This is a parenting page, about parenting Page. I am a child psychologist and a mother. So I specialize in children, yet I am human, thus I am full of knowledge and yet as full of emotions as any other parent. So I decided to write this Parenting Page since it might be informative and funny for others to take an insider look at a child specialist raising her child. I also wanted to create a way to show Page when she grows up, if she chooses to have children, a real-life view of the experience. I hope you enjoy these stories and musings.

If you’re a parent, you know you’ve done it. Oh, you’ve done it many times over many years, most likely. You have shamelessly pretended to be asleep so either 1) your spouse would go tend to the child, or 2) your child would go away and leave you alone. Breathe easy; you are not alone. We spend endless hours, often over many years, dreaming and talking about how wonderful life will be once we have children… then we spend much energy trying to avoid childcare.

What does it say about you that you are willing to let your spouse go tend to a crying baby in the middle of the night or to a wide-awake young child at 5:45am? That you are willing to let a child toddle back to their bed or playroom alone in the morning? Oh, it doesn’t say anything bad about your character. You’re just tired. Sometimes even utterly exhausted.

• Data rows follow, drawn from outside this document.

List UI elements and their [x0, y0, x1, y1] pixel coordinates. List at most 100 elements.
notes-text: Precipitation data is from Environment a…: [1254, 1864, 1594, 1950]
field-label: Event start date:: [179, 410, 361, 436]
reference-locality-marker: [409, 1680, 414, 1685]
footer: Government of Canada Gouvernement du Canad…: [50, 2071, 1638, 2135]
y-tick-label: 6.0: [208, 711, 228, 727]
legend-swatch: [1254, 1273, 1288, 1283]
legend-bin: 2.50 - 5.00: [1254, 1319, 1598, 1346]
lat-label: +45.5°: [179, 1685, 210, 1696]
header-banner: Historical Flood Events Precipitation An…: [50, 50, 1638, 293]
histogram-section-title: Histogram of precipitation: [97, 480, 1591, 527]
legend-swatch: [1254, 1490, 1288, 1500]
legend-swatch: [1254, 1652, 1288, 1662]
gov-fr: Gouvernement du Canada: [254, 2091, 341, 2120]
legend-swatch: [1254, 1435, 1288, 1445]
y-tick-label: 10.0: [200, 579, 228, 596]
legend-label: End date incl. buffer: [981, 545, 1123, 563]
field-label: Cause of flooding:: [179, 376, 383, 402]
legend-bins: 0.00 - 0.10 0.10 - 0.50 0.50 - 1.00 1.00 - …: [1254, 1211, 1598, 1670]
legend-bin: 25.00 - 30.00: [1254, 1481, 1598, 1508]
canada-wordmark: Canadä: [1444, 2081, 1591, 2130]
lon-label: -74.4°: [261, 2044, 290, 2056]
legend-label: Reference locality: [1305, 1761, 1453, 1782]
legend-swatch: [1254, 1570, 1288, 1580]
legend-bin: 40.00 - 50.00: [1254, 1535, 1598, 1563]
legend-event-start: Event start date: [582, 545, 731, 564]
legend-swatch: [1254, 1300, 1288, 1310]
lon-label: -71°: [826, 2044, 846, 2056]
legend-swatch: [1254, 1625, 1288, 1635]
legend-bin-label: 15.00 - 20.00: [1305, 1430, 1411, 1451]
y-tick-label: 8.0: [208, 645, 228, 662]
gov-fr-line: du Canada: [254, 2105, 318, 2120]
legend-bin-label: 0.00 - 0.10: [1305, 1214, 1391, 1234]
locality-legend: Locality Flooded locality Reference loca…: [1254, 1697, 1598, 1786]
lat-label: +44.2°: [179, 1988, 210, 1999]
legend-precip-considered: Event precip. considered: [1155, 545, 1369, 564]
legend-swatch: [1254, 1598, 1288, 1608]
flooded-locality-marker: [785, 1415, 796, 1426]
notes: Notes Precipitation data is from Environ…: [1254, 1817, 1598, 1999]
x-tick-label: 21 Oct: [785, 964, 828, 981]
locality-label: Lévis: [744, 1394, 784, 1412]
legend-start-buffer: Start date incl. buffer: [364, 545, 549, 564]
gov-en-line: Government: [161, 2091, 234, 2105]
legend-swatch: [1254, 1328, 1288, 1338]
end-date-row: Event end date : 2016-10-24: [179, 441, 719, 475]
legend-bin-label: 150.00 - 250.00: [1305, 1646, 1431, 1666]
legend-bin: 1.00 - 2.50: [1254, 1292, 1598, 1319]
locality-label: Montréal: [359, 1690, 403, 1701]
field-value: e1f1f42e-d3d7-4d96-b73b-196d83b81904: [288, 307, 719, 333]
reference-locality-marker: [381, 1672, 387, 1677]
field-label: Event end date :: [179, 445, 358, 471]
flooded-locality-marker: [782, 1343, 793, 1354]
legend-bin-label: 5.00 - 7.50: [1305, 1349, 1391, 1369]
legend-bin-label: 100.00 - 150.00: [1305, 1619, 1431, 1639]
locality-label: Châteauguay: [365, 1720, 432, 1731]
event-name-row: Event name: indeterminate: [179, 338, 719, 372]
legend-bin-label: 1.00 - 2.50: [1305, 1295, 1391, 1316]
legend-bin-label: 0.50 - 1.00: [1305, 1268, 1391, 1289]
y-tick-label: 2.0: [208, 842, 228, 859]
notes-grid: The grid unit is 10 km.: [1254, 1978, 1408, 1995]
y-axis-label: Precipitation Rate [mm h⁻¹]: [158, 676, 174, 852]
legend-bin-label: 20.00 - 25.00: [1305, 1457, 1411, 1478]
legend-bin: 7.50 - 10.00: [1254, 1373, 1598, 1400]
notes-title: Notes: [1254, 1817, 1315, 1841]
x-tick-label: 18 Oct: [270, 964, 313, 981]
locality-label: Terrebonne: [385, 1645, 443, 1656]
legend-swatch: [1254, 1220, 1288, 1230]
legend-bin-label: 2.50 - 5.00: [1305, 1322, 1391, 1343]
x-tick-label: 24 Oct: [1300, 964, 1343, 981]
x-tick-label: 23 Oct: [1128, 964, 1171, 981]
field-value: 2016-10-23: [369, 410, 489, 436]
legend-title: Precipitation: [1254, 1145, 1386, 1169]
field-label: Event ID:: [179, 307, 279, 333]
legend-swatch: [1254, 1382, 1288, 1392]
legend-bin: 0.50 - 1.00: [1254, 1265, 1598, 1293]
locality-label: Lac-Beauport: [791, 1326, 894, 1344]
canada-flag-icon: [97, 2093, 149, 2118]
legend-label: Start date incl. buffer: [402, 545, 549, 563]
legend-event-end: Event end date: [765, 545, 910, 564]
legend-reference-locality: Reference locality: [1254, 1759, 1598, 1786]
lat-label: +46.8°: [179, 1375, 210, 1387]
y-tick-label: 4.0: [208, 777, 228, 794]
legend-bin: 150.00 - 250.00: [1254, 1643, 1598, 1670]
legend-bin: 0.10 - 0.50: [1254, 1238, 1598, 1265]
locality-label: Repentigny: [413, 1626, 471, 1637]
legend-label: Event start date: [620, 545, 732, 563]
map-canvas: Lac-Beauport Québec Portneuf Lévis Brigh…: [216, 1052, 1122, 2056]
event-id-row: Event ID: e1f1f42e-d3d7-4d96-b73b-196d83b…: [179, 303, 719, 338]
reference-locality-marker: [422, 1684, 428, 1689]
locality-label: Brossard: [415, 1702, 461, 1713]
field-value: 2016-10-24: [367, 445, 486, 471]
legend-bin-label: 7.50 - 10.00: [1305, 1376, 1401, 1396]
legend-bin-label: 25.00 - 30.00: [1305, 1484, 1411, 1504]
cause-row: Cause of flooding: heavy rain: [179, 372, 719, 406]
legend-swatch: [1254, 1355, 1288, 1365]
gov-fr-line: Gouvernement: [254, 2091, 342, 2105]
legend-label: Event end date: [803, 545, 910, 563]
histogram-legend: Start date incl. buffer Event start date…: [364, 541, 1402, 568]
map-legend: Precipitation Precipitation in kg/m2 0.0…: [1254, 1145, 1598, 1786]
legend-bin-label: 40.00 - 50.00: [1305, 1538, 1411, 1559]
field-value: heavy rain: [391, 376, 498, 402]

I was quickly adept at the skill of pretending to be asleep and allowing Peter to tend to Page, but I had to be tutored by another more experienced mother on the finer art of ignoring your own child. See, I had decided it was important that Page always see a smile when she came to wake us in the morning. As soon as Page could get out of bed on her own and come to our room, she would come in with that alertness only a young child can muster so early in the day, and shake me to wake me up. Groggy and wishing for more sleep, I would nonetheless look at her and smile. Thus I was surprised to hear a mom with more kids and parenting years under her belt than me say when her kids come to her in the morning, she responds as a She-Devil. What?! Oh, it’s the only system for sleep and sanity, she explained. As each of her children reached that stage of going to wake parents, she would grumpily shoo them away, resulting in them going and waking her husband. And her going back to sleep. I worried about her being less-than-inviting of the children, but she was pretty sure they hadn’t experienced any substantial or long-term trauma at being told to go away, and it was understood in her home over time that daddy was the “morning person,” not mommy. Apparently us psychologists worry about trauma way too much, and I could get more sleep than I had been getting for many years.

Alas, I couldn’t quite do it. At least not when Page was young. It was impossible not to smile at her youthful morning exuberance. Though, truth be told, as she got into late elementary school I did master the fine art of nicely (but firmly) saying, “Go away and let mommy sleep.” I think the Universe will forgive me.